Début septembre, Jack Ma, fondateur du géant chinois du commerce en ligne, a cédé sa place à Daniel Zhang, son ancien directeur général. Quels sont les enjeux de cette succession hors norme ? Quelles peuvent être les conséquences pour Alibaba ? Nous avons posé ces questions à Frédéric Marquette, directeur associé au sein du cabinet EIM.

Que peut-on dire de l’arrivée de Daniel Zhang au sein d’Alibaba à ce stade ?

Sa communication à venir est cruciale : les premiers pas et les premières paroles d’un nouveau dirigeant sont scrutés tant en interne qu’à l’extérieur du groupe. Daniel Zhang ne doit surtout pas jouer l’homme providentiel d’une part, et ne doit pas heurter d’autre part la fierté de l’entreprise en reniant son passé et ce qui a fait son succès. La communication doit être permanente mais doit aussi demeurer simple, concrète et proche du terrain. Les actions et l’exemple donné auront plus de poids que les paroles.

Quels sont les premiers chantiers à mener pour Daniel Zhang ? En quoi ses 100 premiers jours seront-ils cruciaux ?

Le remplacement de Jack Ma, charismatique patron fondateur d’Alibaba, par Daniel Zhang pose une question à laquelle les managers de transition sont régulièrement confrontés dans leurs missions : comment assurer la succession d’un patron historique et comment gérer ses 100 premiers jours ? Il existe quatre chantiers prioritaires à mener pour Daniel Zhang : une communication efficace, une focalisation sur les priorités immédiates, la formation de son équipe et l’application de son propre leadership sur l’entreprise.

A quels enjeux doit-il faire face ?

L’équipe en place étant la mémoire de l’entreprise, Daniel Zhang ne doit pas « décapiter » celle-ci.
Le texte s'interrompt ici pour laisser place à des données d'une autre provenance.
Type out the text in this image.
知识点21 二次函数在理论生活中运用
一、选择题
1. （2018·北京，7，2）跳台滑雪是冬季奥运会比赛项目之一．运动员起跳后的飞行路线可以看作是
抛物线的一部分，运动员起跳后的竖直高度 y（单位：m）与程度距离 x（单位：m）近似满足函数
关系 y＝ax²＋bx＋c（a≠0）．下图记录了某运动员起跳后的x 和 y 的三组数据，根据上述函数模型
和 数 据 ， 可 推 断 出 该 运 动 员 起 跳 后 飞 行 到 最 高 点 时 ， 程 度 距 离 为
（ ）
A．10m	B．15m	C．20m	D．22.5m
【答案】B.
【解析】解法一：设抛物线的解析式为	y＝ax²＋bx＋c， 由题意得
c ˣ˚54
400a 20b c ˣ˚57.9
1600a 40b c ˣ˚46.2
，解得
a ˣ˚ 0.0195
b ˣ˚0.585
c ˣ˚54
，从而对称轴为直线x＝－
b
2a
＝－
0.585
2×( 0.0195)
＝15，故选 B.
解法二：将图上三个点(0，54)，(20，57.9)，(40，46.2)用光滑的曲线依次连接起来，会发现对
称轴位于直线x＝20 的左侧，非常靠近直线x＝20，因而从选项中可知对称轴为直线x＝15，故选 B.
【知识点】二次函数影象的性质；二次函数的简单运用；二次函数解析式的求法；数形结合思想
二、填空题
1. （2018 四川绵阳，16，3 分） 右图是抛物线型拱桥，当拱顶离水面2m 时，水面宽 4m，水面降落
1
Il ne doit cependant pas hésiter à se séparer rapidement de personnes qui, trop liées à l’ancien dirigeant ou autres concurrents en lice pour reprendre ce poste, apparaitraient comme des opposants irréductibles. En revanche, promouvoir quelques jeunes talents afin de préparer la relève et recruter en externe quelques compétences pointues qui manqueraient constituent des solutions envisageables.

Quelles sont ses forces pour reprendre cette place ?
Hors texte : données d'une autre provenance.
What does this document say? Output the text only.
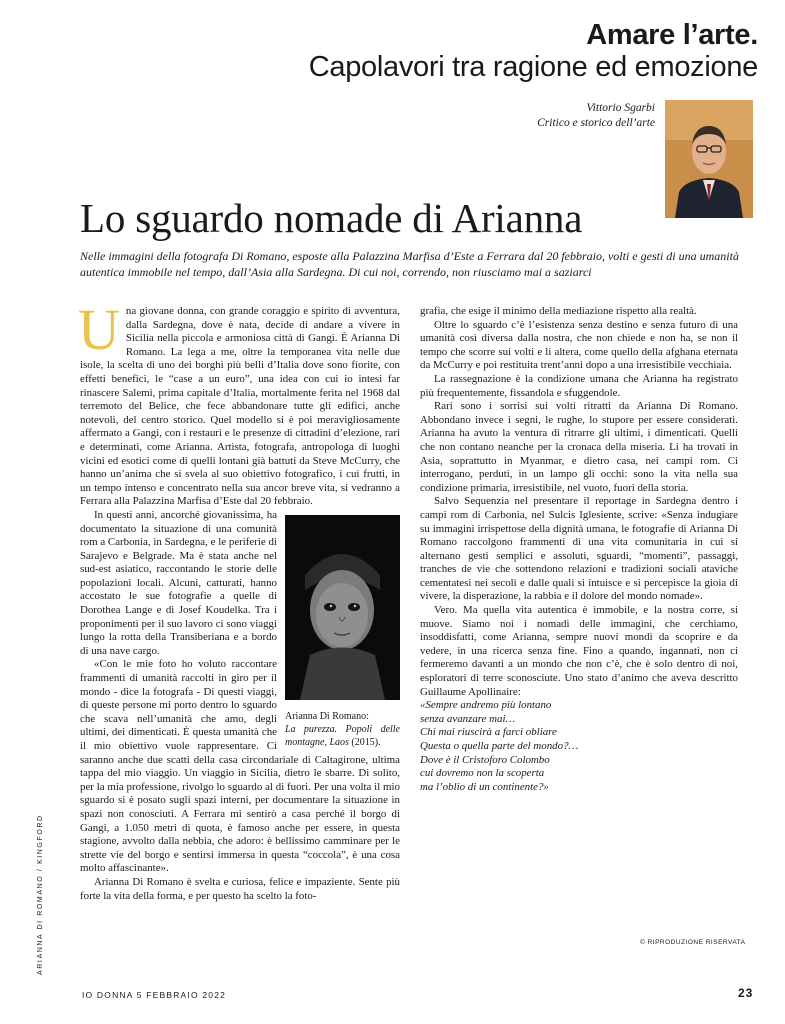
Amare l’arte.
Capolavori tra ragione ed emozione
Vittorio Sgarbi
Critico e storico dell’arte
Lo sguardo nomade di Arianna
Nelle immagini della fotografa Di Romano, esposte alla Palazzina Marfisa d’Este a Ferrara dal 20 febbraio, volti e gesti di una umanità autentica immobile nel tempo, dall’Asia alla Sardegna. Di cui noi, correndo, non riusciamo mai a saziarci

Una giovane donna, con grande coraggio e spirito di avventura, dalla Sardegna, dove è nata, decide di andare a vivere in Sicilia nella piccola e armoniosa città di Gangi. È Arianna Di Romano. La lega a me, oltre la temporanea vita nelle due isole, la scelta di uno dei borghi più belli d’Italia dove sono fiorite, con effetti benefici, le “case a un euro”, una idea con cui io intesi far rinascere Salemi, prima capitale d’Italia, mortalmente ferita nel 1968 dal terremoto del Belice, che fece abbandonare tutte gli edifici, anche notevoli, del centro storico. Quel modello si è poi meravigliosamente affermato a Gangi, con i restauri e le presenze di cittadini d’elezione, rari e determinati, come Arianna. Artista, fotografa, antropologa di luoghi vicini ed esotici come di quelli lontani già battuti da Steve McCurry, che hanno un’anima che si svela al suo obiettivo fotografico, i cui frutti, in un tempo intenso e concentrato nella sua ancor breve vita, si vedranno a Ferrara alla Palazzina Marfisa d’Este dal 20 febbraio.

Arianna Di Romano:
La purezza. Popoli delle montagne, Laos (2015).

In questi anni, ancorché giovanissima, ha documentato la situazione di una comunità rom a Carbonia, in Sardegna, e le periferie di Sarajevo e Belgrade. Ma è stata anche nel sud-est asiatico, raccontando le storie delle popolazioni locali. Alcuni, catturati, hanno accostato le sue fotografie a quelle di Dorothea Lange e di Josef Koudelka. Tra i proponimenti per il suo lavoro ci sono viaggi lungo la rotta della Transiberiana e a bordo di una nave cargo.

«Con le mie foto ho voluto raccontare frammenti di umanità raccolti in giro per il mondo - dice la fotografa - Di questi viaggi, di queste persone mi porto dentro lo sguardo che scava nell’umanità che amo, degli ultimi, dei dimenticati. È questa umanità che il mio obiettivo vuole rappresentare. Ci saranno anche due scatti della casa circondariale di Caltagirone, ultima tappa del mio viaggio. Un viaggio in Sicilia, dietro le sbarre. Di solito, per la mia professione, rivolgo lo sguardo al di fuori. Per una volta il mio sguardo si è posato sugli spazi interni, per documentare la situazione in spazi non conosciuti. A Ferrara mi sentirò a casa perché il borgo di Gangi, a 1.050 metri di quota, è famoso anche per essere, in questa stagione, avvolto dalla nebbia, che adoro: è bellissimo camminare per le strette vie del borgo e sentirsi immersa in questa “coccola”, è una cosa molto affascinante».

Arianna Di Romano è svelta e curiosa, felice e impaziente. Sente più forte la vita della forma, e per questo ha scelto la foto-

grafia, che esige il minimo della mediazione rispetto alla realtà.

Oltre lo sguardo c’è l’esistenza senza destino e senza futuro di una umanità così diversa dalla nostra, che non chiede e non ha, se non il tempo che scorre sui volti e li altera, come quello della afghana eternata da McCurry e poi restituita trent’anni dopo a una irresistibile vecchiaia.

La rassegnazione è la condizione umana che Arianna ha registrato più frequentemente, fissandola e sfuggendole.

Rari sono i sorrisi sui volti ritratti da Arianna Di Romano. Abbondano invece i segni, le rughe, lo stupore per essere considerati. Arianna ha avuto la ventura di ritrarre gli ultimi, i dimenticati. Quelli che non contano neanche per la cronaca della miseria. Li ha trovati in Asia, soprattutto in Myanmar, e dietro casa, nei campi rom. Ci interrogano, perduti, in un lampo gli occhi: sono la vita nella sua condizione primaria, irresistibile, nel vuoto, fuori della storia.

Salvo Sequenzia nel presentare il reportage in Sardegna dentro i campi rom di Carbonia, nel Sulcis Iglesiente, scrive: «Senza indugiare su immagini irrispettose della dignità umana, le fotografie di Arianna Di Romano raccolgono frammenti di una vita comunitaria in cui si alternano gesti semplici e assoluti, sguardi, “momenti”, passaggi, tranches de vie che sottendono relazioni e tradizioni sociali ataviche cementatesi nei secoli e dalle quali si intuisce e si percepisce la gioia di vivere, la disperazione, la rabbia e il dolore del mondo nomade».

Vero. Ma quella vita autentica è immobile, e la nostra corre, si muove. Siamo noi i nomadi delle immagini, che cerchiamo, insoddisfatti, come Arianna, sempre nuovi mondi da scoprire e da vedere, in una ricerca senza fine. Fino a quando, ingannati, non ci fermeremo davanti a un mondo che non c’è, che è solo dentro di noi, esploratori di terre sconosciute. Uno stato d’animo che aveva descritto Guillaume Apollinaire:

«Sempre andremo più lontano

senza avanzare mai…

Chi mai riuscirà a farci obliare

Questa o quella parte del mondo?…

Dove è il Cristoforo Colombo

cui dovremo non la scoperta

ma l’oblio di un continente?»

© RIPRODUZIONE RISERVATA
ARIANNA DI ROMANO / KINGFORD
IO DONNA 5 FEBBRAIO 2022	23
De façon très concrète, Daniel Zhang peut s’assurer du contrôle des décisions clés et des zones de risques. Il est en mesure d’organiser les instances dirigeantes et de fixer les rituels, sans oublier de définir et de faire respecter strictement les valeurs adaptées à son propre style et visant à l’efficacité de l’entreprise. Certaines entreprises en restructuration se posent d’ailleurs fréquemment cette question : est-il possible de trouver un nouveau dirigeant pour succéder au patron historique d’un grand groupe, reconnu dans sa profession ? L’historique des missions de transition montre que personne n’est irremplaçable, à condition d’être évidemment compétent et de ne pas se tromper d’agenda et de communication.

Quels sont les atouts d’un plan de succession anticipé et maitrisé ?
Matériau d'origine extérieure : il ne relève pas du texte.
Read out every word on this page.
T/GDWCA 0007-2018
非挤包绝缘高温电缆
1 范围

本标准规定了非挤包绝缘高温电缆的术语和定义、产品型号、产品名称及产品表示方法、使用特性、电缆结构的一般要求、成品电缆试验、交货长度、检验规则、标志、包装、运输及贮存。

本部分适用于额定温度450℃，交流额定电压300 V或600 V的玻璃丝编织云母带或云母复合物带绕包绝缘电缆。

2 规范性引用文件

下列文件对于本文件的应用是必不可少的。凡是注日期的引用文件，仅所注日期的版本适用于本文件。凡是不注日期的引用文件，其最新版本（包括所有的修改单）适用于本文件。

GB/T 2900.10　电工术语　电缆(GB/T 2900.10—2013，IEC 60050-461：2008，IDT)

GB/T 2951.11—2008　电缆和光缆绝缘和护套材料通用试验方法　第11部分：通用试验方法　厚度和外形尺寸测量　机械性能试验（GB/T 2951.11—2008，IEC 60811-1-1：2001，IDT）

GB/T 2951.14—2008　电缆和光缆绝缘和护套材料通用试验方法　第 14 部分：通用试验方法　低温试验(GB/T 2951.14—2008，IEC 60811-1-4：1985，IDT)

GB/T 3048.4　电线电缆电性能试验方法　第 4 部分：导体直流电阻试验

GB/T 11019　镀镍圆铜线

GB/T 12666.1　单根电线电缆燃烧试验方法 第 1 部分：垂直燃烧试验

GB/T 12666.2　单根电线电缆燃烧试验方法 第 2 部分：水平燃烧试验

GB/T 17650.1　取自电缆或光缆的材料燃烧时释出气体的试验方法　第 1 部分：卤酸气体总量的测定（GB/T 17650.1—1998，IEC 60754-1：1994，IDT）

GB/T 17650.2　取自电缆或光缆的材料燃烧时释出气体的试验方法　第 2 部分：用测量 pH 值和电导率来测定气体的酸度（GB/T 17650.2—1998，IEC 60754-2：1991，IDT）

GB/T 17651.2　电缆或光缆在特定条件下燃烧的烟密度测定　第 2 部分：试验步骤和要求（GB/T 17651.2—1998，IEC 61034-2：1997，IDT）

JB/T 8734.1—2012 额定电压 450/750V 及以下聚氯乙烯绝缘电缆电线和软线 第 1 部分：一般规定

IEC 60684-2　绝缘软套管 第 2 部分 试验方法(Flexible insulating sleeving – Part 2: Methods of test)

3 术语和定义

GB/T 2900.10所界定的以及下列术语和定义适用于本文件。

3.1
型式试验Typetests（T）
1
Un nouveau dirigeant ne doit pas annoncer de grands objectifs qui tarderont à se concrétiser. Définir plutôt un plan d’action concret et jalonné permet ensuite de démontrer l’avancement pour construire la confiance, tant de l’interne que de l’extérieur (partenaires, analystes, médias, etc.). La résolution rapide de quelques dysfonctionnements patents peut s’avérer décisive pour un nouveau dirigeant. Ce dernier doit en résumé faire preuve de pragmatisme et rester focalisé sur les priorités immédiates.